The objective of some of the POSIX statements about symlinks was to
permit a "fast symlink" implementation where the symlinks did not appear
as inodes in the filesystem at all, but rather were "smart" directory
entries.
If a symlink has a link count (and thus can be the target of a hard
link) (or protections, or...) then "fast symlinks" become harder
(effectively impractical), and it dictates that symlinks be implemented
as inodes.
The old Apollo system did this, and I believe that there was at least
one other (I never knew if it went public) implementation.
As I remember, the decision was made back then to allow implementations
to support "fast symlinks". That decision is what's being revisited
now, but apparently without considering "fast symlinks" explicitly.
Donn
-----Original Message-----
From: David Korn [mailto:yyy@xxxxxxxxxxxxxxxx]
Sent: Thursday, March 17, 2005 6:38 AM
To: yyyyyyyyyyyyyy@xxxxxxxxxxxxx
Subject: Re: Re: link(2) and symlinks
Back in the mid eighties when BSD has symlinks and System V didn't,
I modified added symlinks to a SVR3 kernel. Unlike the BSD
version, I had link no follow symlinks so that the reference
count on the symlink would be incremented. Thus, link() and unlink()

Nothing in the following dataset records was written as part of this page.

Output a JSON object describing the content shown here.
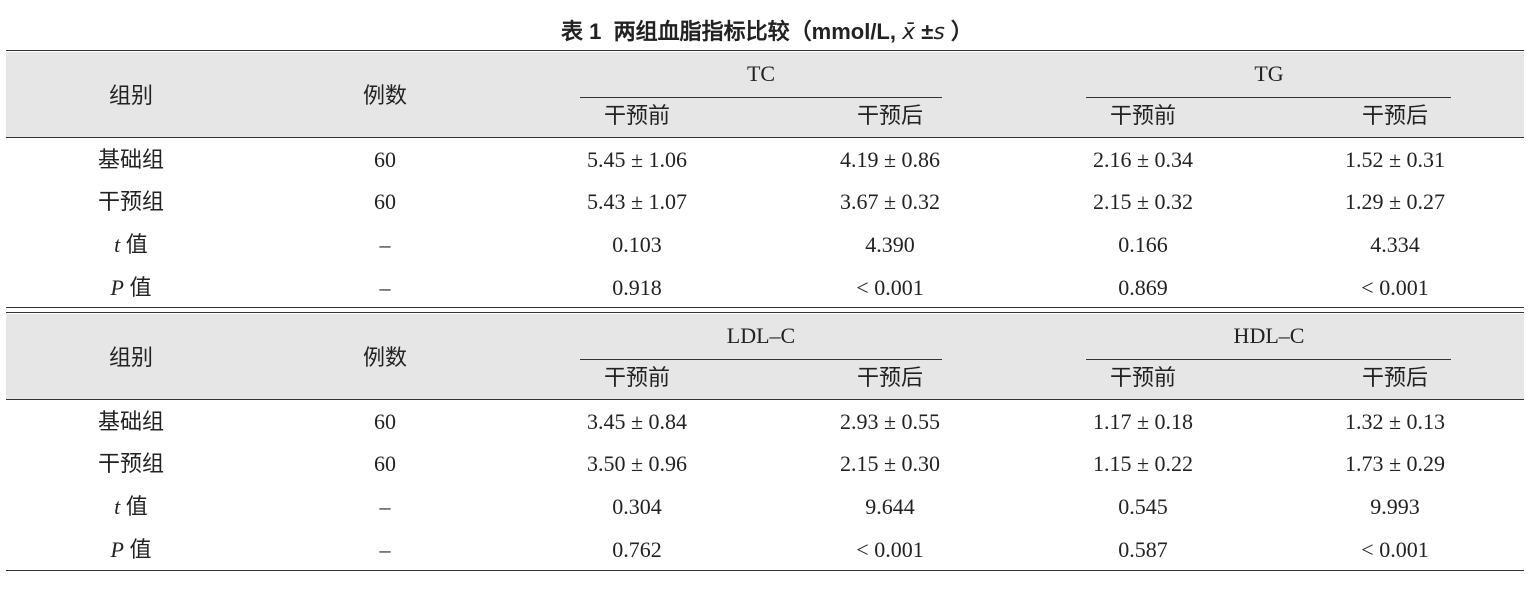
{
  "title": {
    "label": "表 1",
    "text": "两组血脂指标比较（mmol/L, ",
    "mean": "x̄",
    "pm": "±",
    "sd": "s",
    "close": "）"
  },
  "tables": [
    {
      "header": {
        "group": "组别",
        "n": "例数",
        "measures": [
          {
            "name": "TC",
            "cols": [
              "干预前",
              "干预后"
            ]
          },
          {
            "name": "TG",
            "cols": [
              "干预前",
              "干预后"
            ]
          }
        ]
      },
      "rows": [
        {
          "label": {
            "text": "基础组"
          },
          "n": "60",
          "cells": [
            "5.45 ± 1.06",
            "4.19 ± 0.86",
            "2.16 ± 0.34",
            "1.52 ± 0.31"
          ]
        },
        {
          "label": {
            "text": "干预组"
          },
          "n": "60",
          "cells": [
            "5.43 ± 1.07",
            "3.67 ± 0.32",
            "2.15 ± 0.32",
            "1.29 ± 0.27"
          ]
        },
        {
          "label": {
            "symbol": "t",
            "text": "值"
          },
          "n": "–",
          "cells": [
            "0.103",
            "4.390",
            "0.166",
            "4.334"
          ]
        },
        {
          "label": {
            "symbol": "P",
            "text": "值"
          },
          "n": "–",
          "cells": [
            "0.918",
            "< 0.001",
            "0.869",
            "< 0.001"
          ]
        }
      ]
    },
    {
      "header": {
        "group": "组别",
        "n": "例数",
        "measures": [
          {
            "name": "LDL–C",
            "cols": [
              "干预前",
              "干预后"
            ]
          },
          {
            "name": "HDL–C",
            "cols": [
              "干预前",
              "干预后"
            ]
          }
        ]
      },
      "rows": [
        {
          "label": {
            "text": "基础组"
          },
          "n": "60",
          "cells": [
            "3.45 ± 0.84",
            "2.93 ± 0.55",
            "1.17 ± 0.18",
            "1.32 ± 0.13"
          ]
        },
        {
          "label": {
            "text": "干预组"
          },
          "n": "60",
          "cells": [
            "3.50 ± 0.96",
            "2.15 ± 0.30",
            "1.15 ± 0.22",
            "1.73 ± 0.29"
          ]
        },
        {
          "label": {
            "symbol": "t",
            "text": "值"
          },
          "n": "–",
          "cells": [
            "0.304",
            "9.644",
            "0.545",
            "9.993"
          ]
        },
        {
          "label": {
            "symbol": "P",
            "text": "值"
          },
          "n": "–",
          "cells": [
            "0.762",
            "< 0.001",
            "0.587",
            "< 0.001"
          ]
        }
      ]
    }
  ]
}
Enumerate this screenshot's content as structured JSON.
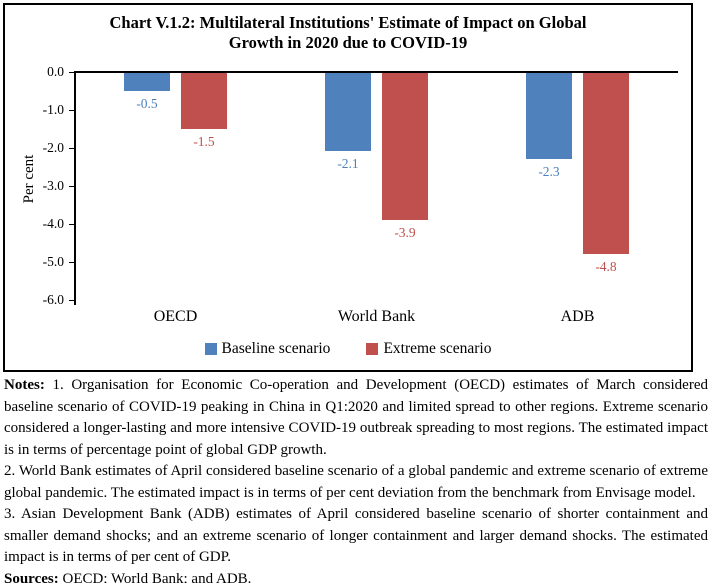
{
  "figure": {
    "title_line1": "Chart V.1.2: Multilateral Institutions' Estimate of Impact on Global",
    "title_line2": "Growth in 2020 due to COVID-19"
  },
  "chart_data": {
    "type": "bar",
    "title": "Chart V.1.2: Multilateral Institutions' Estimate of Impact on Global Growth in 2020 due to COVID-19",
    "categories": [
      "OECD",
      "World Bank",
      "ADB"
    ],
    "series": [
      {
        "name": "Baseline scenario",
        "color": "#4F81BD",
        "values": [
          -0.5,
          -2.1,
          -2.3
        ]
      },
      {
        "name": "Extreme scenario",
        "color": "#C0504D",
        "values": [
          -1.5,
          -3.9,
          -4.8
        ]
      }
    ],
    "data_labels": [
      [
        "-0.5",
        "-2.1",
        "-2.3"
      ],
      [
        "-1.5",
        "-3.9",
        "-4.8"
      ]
    ],
    "ylabel": "Per cent",
    "xlabel": "",
    "ylim": [
      -6.0,
      0.0
    ],
    "ytick_labels": [
      "0.0",
      "-1.0",
      "-2.0",
      "-3.0",
      "-4.0",
      "-5.0",
      "-6.0"
    ],
    "grid": false,
    "legend_position": "bottom"
  },
  "notes": {
    "label": "Notes:",
    "items": [
      " 1. Organisation for Economic Co-operation and Development (OECD) estimates of March considered baseline scenario of COVID-19 peaking in China in Q1:2020 and limited spread to other regions. Extreme scenario considered a longer-lasting and more intensive COVID-19 outbreak spreading to most regions. The estimated impact is in terms of percentage point of global GDP growth.",
      "2. World Bank estimates of April considered baseline scenario of a global pandemic and extreme scenario of extreme global pandemic. The estimated impact is in terms of per cent deviation from the benchmark from Envisage model.",
      "3. Asian Development Bank (ADB) estimates of April considered baseline scenario of shorter containment and smaller demand shocks; and an extreme scenario of longer containment and larger demand shocks. The estimated impact is in terms of per cent of GDP."
    ]
  },
  "sources": {
    "label": "Sources:",
    "text": " OECD; World Bank; and ADB."
  }
}
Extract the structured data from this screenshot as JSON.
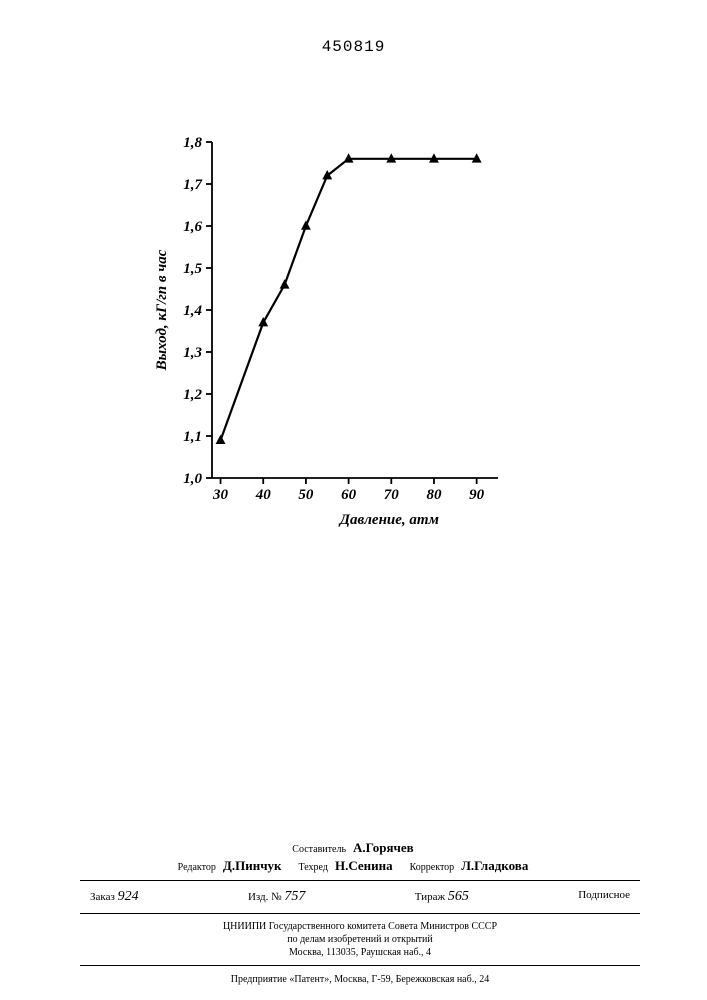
{
  "page_number": "450819",
  "chart": {
    "type": "line",
    "x": [
      30,
      40,
      45,
      50,
      55,
      60,
      70,
      80,
      90
    ],
    "y": [
      1.09,
      1.37,
      1.46,
      1.6,
      1.72,
      1.76,
      1.76,
      1.76,
      1.76
    ],
    "marker": "triangle",
    "marker_size": 9,
    "marker_color": "#000000",
    "line_color": "#000000",
    "line_width": 2.2,
    "xlim": [
      28,
      95
    ],
    "ylim": [
      1.0,
      1.8
    ],
    "xticks": [
      30,
      40,
      50,
      60,
      70,
      80,
      90
    ],
    "yticks": [
      1.0,
      1.1,
      1.2,
      1.3,
      1.4,
      1.5,
      1.6,
      1.7,
      1.8
    ],
    "ytick_labels": [
      "1,0",
      "1,1",
      "1,2",
      "1,3",
      "1,4",
      "1,5",
      "1,6",
      "1,7",
      "1,8"
    ],
    "xtick_labels": [
      "30",
      "40",
      "50",
      "60",
      "70",
      "80",
      "90"
    ],
    "xlabel": "Давление, атм",
    "ylabel": "Выход, кГ/гп в час",
    "axis_color": "#000000",
    "axis_width": 1.8,
    "tick_length": 6,
    "label_fontsize": 15,
    "tick_fontsize": 15,
    "background_color": "#ffffff"
  },
  "credits": {
    "compiler_label": "Составитель",
    "compiler": "А.Горячев",
    "editor_label": "Редактор",
    "editor": "Д.Пинчук",
    "techred_label": "Техред",
    "techred": "Н.Сенина",
    "corrector_label": "Корректор",
    "corrector": "Л.Гладкова"
  },
  "order": {
    "zakaz_label": "Заказ",
    "zakaz": "924",
    "izd_label": "Изд. №",
    "izd": "757",
    "tirazh_label": "Тираж",
    "tirazh": "565",
    "podpisnoe": "Подписное"
  },
  "org": {
    "line1": "ЦНИИПИ Государственного комитета Совета Министров СССР",
    "line2": "по делам изобретений и открытий",
    "line3": "Москва, 113035, Раушская наб., 4"
  },
  "print": "Предприятие «Патент», Москва, Г-59, Бережковская наб., 24"
}
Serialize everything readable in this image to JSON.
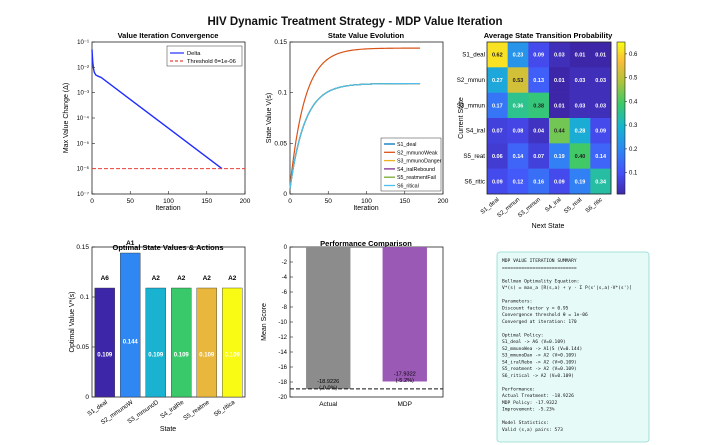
{
  "title": "HIV Dynamic Treatment Strategy - MDP Value Iteration",
  "chart_data": [
    {
      "id": "convergence",
      "type": "line",
      "title": "Value Iteration Convergence",
      "xlabel": "Iteration",
      "ylabel": "Max Value Change (Δ)",
      "xlim": [
        0,
        200
      ],
      "xticks": [
        "0",
        "50",
        "100",
        "150",
        "200"
      ],
      "yscale": "log",
      "ylim_exp": [
        -7,
        -1
      ],
      "yticks": [
        "10⁻¹",
        "10⁻²",
        "10⁻³",
        "10⁻⁴",
        "10⁻⁵",
        "10⁻⁶",
        "10⁻⁷"
      ],
      "series": [
        {
          "name": "Delta",
          "color": "#1f2bff",
          "x": [
            0,
            1,
            2,
            3,
            5,
            8,
            12,
            170
          ],
          "log10_y": [
            -1.3,
            -1.8,
            -2.05,
            -2.2,
            -2.3,
            -2.35,
            -2.4,
            -6.0
          ]
        },
        {
          "name": "Threshold θ=1e-06",
          "color": "#e8403a",
          "dashed": true,
          "log10_y_const": -6
        }
      ],
      "legend": "top-right"
    },
    {
      "id": "state_values",
      "type": "line",
      "title": "State Value Evolution",
      "xlabel": "Iteration",
      "ylabel": "State Value V(s)",
      "xlim": [
        0,
        200
      ],
      "xticks": [
        "0",
        "50",
        "100",
        "150",
        "200"
      ],
      "ylim": [
        0,
        0.15
      ],
      "yticks": [
        "0",
        "0.05",
        "0.1",
        "0.15"
      ],
      "final_iteration": 170,
      "series": [
        {
          "name": "S1_deal",
          "color": "#0072bd",
          "final": 0.109
        },
        {
          "name": "S2_mmunoWeak",
          "color": "#d95319",
          "final": 0.144
        },
        {
          "name": "S3_mmunoDanger",
          "color": "#edb120",
          "final": 0.109
        },
        {
          "name": "S4_iralRebound",
          "color": "#7e2f8e",
          "final": 0.109
        },
        {
          "name": "S5_reatmentFail",
          "color": "#77ac30",
          "final": 0.109
        },
        {
          "name": "S6_ritical",
          "color": "#4dbeee",
          "final": 0.109
        }
      ],
      "legend": "bottom-right"
    },
    {
      "id": "transition",
      "type": "heatmap",
      "title": "Average State Transition Probability",
      "xlabel": "Next State",
      "ylabel": "Current State",
      "row_labels": [
        "S1_deal",
        "S2_mmun",
        "S3_mmun",
        "S4_iral",
        "S5_reat",
        "S6_ritic"
      ],
      "col_labels": [
        "S1_deal",
        "S2_mmun",
        "S3_mmun",
        "S4_iral",
        "S5_reat",
        "S6_ritic"
      ],
      "values": [
        [
          0.62,
          0.23,
          0.09,
          0.03,
          0.01,
          0.01
        ],
        [
          0.27,
          0.53,
          0.13,
          0.01,
          0.03,
          0.03
        ],
        [
          0.17,
          0.36,
          0.38,
          0.01,
          0.03,
          0.03
        ],
        [
          0.07,
          0.08,
          0.04,
          0.44,
          0.28,
          0.09
        ],
        [
          0.06,
          0.14,
          0.07,
          0.19,
          0.4,
          0.14
        ],
        [
          0.09,
          0.12,
          0.16,
          0.09,
          0.19,
          0.34
        ]
      ],
      "labels": [
        [
          "0.62",
          "0.23",
          "0.09",
          "0.03",
          "0.01",
          "0.01"
        ],
        [
          "0.27",
          "0.53",
          "0.13",
          "0.01",
          "0.03",
          "0.03"
        ],
        [
          "0.17",
          "0.36",
          "0.38",
          "0.01",
          "0.03",
          "0.03"
        ],
        [
          "0.07",
          "0.08",
          "0.04",
          "0.44",
          "0.28",
          "0.09"
        ],
        [
          "0.06",
          "0.14",
          "0.07",
          "0.19",
          "0.40",
          "0.14"
        ],
        [
          "0.09",
          "0.12",
          "0.16",
          "0.09",
          "0.19",
          "0.34"
        ]
      ],
      "clim": [
        0.01,
        0.65
      ],
      "colorbar_ticks": [
        "0.1",
        "0.2",
        "0.3",
        "0.4",
        "0.5",
        "0.6"
      ]
    },
    {
      "id": "optimal",
      "type": "bar",
      "title": "Optimal State Values & Actions",
      "xlabel": "State",
      "ylabel": "Optimal Value V*(s)",
      "categories": [
        "S1_deal",
        "S2_mmunoW",
        "S3_mmunoD",
        "S4_iralRe",
        "S5_reatme",
        "S6_ritica"
      ],
      "values": [
        0.109,
        0.144,
        0.109,
        0.109,
        0.109,
        0.109
      ],
      "value_labels": [
        "0.109",
        "0.144",
        "0.109",
        "0.109",
        "0.109",
        "0.109"
      ],
      "actions": [
        "A6",
        "A1",
        "A2",
        "A2",
        "A2",
        "A2"
      ],
      "colors": [
        "#3e26a8",
        "#2e87f3",
        "#19b2d0",
        "#3ac96a",
        "#e9b73c",
        "#f9fb15"
      ],
      "ylim": [
        0,
        0.15
      ],
      "yticks": [
        "0",
        "0.05",
        "0.1",
        "0.15"
      ]
    },
    {
      "id": "performance",
      "type": "bar",
      "title": "Performance Comparison",
      "ylabel": "Mean Score",
      "categories": [
        "Actual",
        "MDP"
      ],
      "values": [
        -18.9226,
        -17.9322
      ],
      "value_labels": [
        "-18.9226\n(-0.0%)",
        "-17.9322\n(-5.2%)"
      ],
      "colors": [
        "#8c8c8c",
        "#9b59b6"
      ],
      "baseline": -18.9226,
      "ylim": [
        -20,
        0
      ],
      "yticks": [
        "0",
        "-2",
        "-4",
        "-6",
        "-8",
        "-10",
        "-12",
        "-14",
        "-16",
        "-18",
        "-20"
      ]
    }
  ],
  "summary_lines": [
    "MDP VALUE ITERATION SUMMARY",
    "===========================",
    "",
    "Bellman Optimality Equation:",
    "  V*(s) = max_a [R(s,a) + γ · Σ P(s'|s,a)·V*(s')]",
    "",
    "Parameters:",
    "  Discount factor γ = 0.95",
    "  Convergence threshold θ = 1e-06",
    "  Converged at iteration: 170",
    "",
    "Optimal Policy:",
    "  S1_deal -> A6 (V=0.109)",
    "  S2_mmunoWea -> A1(S (V=0.144)",
    "  S3_mmunoDan -> A2 (V=0.109)",
    "  S4_iralRebo -> A2 (V=0.109)",
    "  S5_reatment -> A2 (V=0.109)",
    "  S6_ritical -> A2 (V=0.109)",
    "",
    "Performance:",
    "  Actual Treatment: -18.9226",
    "  MDP Policy:       -17.9322",
    "  Improvement:      -5.23%",
    "",
    "Model Statistics:",
    "  Valid (s,a) pairs: 573"
  ]
}
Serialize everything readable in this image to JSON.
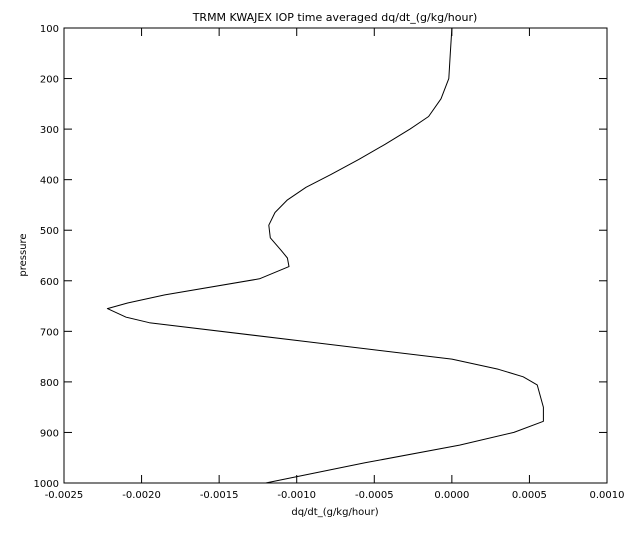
{
  "chart_data": {
    "type": "line",
    "title": "TRMM KWAJEX IOP time averaged dq/dt_(g/kg/hour)",
    "xlabel": "dq/dt_(g/kg/hour)",
    "ylabel": "pressure",
    "xlim": [
      -0.0025,
      0.001
    ],
    "ylim": [
      1000,
      100
    ],
    "y_reversed": true,
    "grid": false,
    "x_ticks": [
      -0.0025,
      -0.002,
      -0.0015,
      -0.001,
      -0.0005,
      0.0,
      0.0005,
      0.001
    ],
    "x_tick_labels": [
      "-0.0025",
      "-0.0020",
      "-0.0015",
      "-0.0010",
      "-0.0005",
      "0.0000",
      "0.0005",
      "0.0010"
    ],
    "y_ticks": [
      100,
      200,
      300,
      400,
      500,
      600,
      700,
      800,
      900,
      1000
    ],
    "y_tick_labels": [
      "100",
      "200",
      "300",
      "400",
      "500",
      "600",
      "700",
      "800",
      "900",
      "1000"
    ],
    "series": [
      {
        "color": "#000000",
        "points": [
          {
            "x": 0.0,
            "y": 100
          },
          {
            "x": -1e-05,
            "y": 150
          },
          {
            "x": -2e-05,
            "y": 200
          },
          {
            "x": -7e-05,
            "y": 240
          },
          {
            "x": -0.00015,
            "y": 275
          },
          {
            "x": -0.00027,
            "y": 300
          },
          {
            "x": -0.00043,
            "y": 330
          },
          {
            "x": -0.0006,
            "y": 360
          },
          {
            "x": -0.00078,
            "y": 390
          },
          {
            "x": -0.00094,
            "y": 415
          },
          {
            "x": -0.00106,
            "y": 440
          },
          {
            "x": -0.00114,
            "y": 465
          },
          {
            "x": -0.00118,
            "y": 490
          },
          {
            "x": -0.00117,
            "y": 515
          },
          {
            "x": -0.0011,
            "y": 540
          },
          {
            "x": -0.00106,
            "y": 555
          },
          {
            "x": -0.00105,
            "y": 572
          },
          {
            "x": -0.00124,
            "y": 596
          },
          {
            "x": -0.00185,
            "y": 628
          },
          {
            "x": -0.00209,
            "y": 644
          },
          {
            "x": -0.00222,
            "y": 655
          },
          {
            "x": -0.0021,
            "y": 672
          },
          {
            "x": -0.00195,
            "y": 683
          },
          {
            "x": -0.00095,
            "y": 720
          },
          {
            "x": 0.0,
            "y": 755
          },
          {
            "x": 0.0003,
            "y": 775
          },
          {
            "x": 0.00046,
            "y": 790
          },
          {
            "x": 0.00055,
            "y": 806
          },
          {
            "x": 0.00059,
            "y": 850
          },
          {
            "x": 0.00059,
            "y": 878
          },
          {
            "x": 0.0004,
            "y": 900
          },
          {
            "x": 5e-05,
            "y": 925
          },
          {
            "x": -0.00056,
            "y": 960
          },
          {
            "x": -0.0012,
            "y": 1000
          }
        ]
      }
    ]
  }
}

were the exceptions to follow. This more symmetrical behavior
allowed programs that used link()/unlink() to rename a file
to continue to work. There were some other nicer benefits
as well which I can't remember.
I tried to sell this idea to developers of SVR4 but they felt
that compatibility with BSD was more important.
I presented my views on this at POSIX meetings when symlinks()
were discussed but arguments they were not adopted.
One argument against this way was that it required a symlink
to have a reference count. POSIX did not want to require that
a symlink have any lstat() attribute other than a size.